Revisiting it, though, the gist of it holds true. Envy is a big, ugly secret. But it’s a normal part of a writing career. I encourage you to take a look at where I started the conversation, then come back to these addenda — the subtext and the even bigger, uglier, normal bits I’m going to blab.
Publishing is a zero sum game, sorta.
Writing is infinite. But the business is…mostly…not.
I know. I’m contradicting what I said in Part Two of my SFWA post. But I am positing that both sentiments are true. There is no single saucepan of success AND there are only so many eyeballs, so many publishers and magazines, so many awards and grants and fellowships. Sure, new ones pop up all the time, and the gates around publishing have crumbled, making way for a kind of amazing, chaotic democracy. When I say there are finite resources, I’m still talking those which are, as they say, “career-making.” The “pedigree” stuff.

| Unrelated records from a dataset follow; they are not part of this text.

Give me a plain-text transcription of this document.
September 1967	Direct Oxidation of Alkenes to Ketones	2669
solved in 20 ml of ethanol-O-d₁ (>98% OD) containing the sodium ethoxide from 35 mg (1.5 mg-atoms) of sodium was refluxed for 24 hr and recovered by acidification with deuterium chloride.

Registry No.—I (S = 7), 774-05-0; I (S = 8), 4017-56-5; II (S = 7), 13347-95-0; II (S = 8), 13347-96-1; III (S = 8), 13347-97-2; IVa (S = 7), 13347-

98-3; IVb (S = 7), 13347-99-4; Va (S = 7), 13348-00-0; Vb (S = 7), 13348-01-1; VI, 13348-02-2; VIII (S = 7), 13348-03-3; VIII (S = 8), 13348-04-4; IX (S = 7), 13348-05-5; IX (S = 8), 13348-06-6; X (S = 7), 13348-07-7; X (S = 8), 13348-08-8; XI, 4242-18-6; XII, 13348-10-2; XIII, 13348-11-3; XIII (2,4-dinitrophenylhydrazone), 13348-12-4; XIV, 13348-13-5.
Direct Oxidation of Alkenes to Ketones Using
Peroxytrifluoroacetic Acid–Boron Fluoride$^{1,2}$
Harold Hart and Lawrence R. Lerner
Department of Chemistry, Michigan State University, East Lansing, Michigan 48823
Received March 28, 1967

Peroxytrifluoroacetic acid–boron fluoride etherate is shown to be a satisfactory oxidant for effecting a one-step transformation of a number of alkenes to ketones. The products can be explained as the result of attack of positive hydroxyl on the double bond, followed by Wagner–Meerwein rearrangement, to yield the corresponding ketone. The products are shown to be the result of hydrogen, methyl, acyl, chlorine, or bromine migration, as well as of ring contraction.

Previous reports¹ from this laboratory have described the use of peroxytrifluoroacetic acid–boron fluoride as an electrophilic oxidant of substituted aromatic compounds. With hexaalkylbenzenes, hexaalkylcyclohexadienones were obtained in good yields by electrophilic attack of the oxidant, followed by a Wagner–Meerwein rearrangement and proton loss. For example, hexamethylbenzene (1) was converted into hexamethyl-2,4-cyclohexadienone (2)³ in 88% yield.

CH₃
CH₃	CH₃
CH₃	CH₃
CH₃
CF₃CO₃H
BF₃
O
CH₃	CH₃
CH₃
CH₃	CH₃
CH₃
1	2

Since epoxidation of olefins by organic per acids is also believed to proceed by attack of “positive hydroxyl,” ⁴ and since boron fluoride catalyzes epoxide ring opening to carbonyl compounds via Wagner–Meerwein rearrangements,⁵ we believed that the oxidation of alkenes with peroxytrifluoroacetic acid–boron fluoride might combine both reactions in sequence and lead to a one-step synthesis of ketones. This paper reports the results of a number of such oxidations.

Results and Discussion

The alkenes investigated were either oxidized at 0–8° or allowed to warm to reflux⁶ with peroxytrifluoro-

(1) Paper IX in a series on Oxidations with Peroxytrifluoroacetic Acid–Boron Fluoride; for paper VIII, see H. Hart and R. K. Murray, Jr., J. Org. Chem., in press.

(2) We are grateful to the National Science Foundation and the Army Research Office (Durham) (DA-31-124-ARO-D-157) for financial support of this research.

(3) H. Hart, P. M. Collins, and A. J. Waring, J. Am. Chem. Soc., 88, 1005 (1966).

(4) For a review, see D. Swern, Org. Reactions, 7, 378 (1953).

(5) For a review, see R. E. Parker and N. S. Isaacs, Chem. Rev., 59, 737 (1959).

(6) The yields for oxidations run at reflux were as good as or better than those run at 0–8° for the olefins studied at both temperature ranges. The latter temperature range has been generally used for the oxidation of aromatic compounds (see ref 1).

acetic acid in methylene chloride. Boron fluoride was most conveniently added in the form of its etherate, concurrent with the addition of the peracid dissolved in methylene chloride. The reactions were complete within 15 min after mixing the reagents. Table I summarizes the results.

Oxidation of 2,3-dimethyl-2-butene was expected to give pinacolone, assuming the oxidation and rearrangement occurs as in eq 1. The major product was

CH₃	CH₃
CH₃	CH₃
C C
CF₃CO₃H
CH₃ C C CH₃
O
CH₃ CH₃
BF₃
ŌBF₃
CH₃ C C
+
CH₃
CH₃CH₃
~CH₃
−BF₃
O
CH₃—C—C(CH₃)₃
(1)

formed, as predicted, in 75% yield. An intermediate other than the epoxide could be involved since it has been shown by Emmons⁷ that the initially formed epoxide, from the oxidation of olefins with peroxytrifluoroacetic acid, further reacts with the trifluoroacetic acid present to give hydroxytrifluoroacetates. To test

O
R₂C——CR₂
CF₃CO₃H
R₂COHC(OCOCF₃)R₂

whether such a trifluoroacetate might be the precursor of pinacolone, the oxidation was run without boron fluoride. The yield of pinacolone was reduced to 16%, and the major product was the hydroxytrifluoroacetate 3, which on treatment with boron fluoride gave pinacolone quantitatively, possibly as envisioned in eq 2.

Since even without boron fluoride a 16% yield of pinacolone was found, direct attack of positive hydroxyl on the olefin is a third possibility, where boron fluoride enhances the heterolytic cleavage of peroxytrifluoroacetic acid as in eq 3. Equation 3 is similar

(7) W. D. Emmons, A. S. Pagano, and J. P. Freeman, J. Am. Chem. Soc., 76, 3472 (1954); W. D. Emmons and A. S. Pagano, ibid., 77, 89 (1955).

I’m not a snob. I’m a big believer in getting work out, even to bitty places, because your work does you no good on your hard drive where no one can see it*. We write to be read. However, when it comes to…reality, and making a living, it’s hard to argue with a story in The New Yorker, a Nebula, or NEA — which are finite resources (see what I mean?). So, in a sense, it is zero sum: someone else winning means I have not won.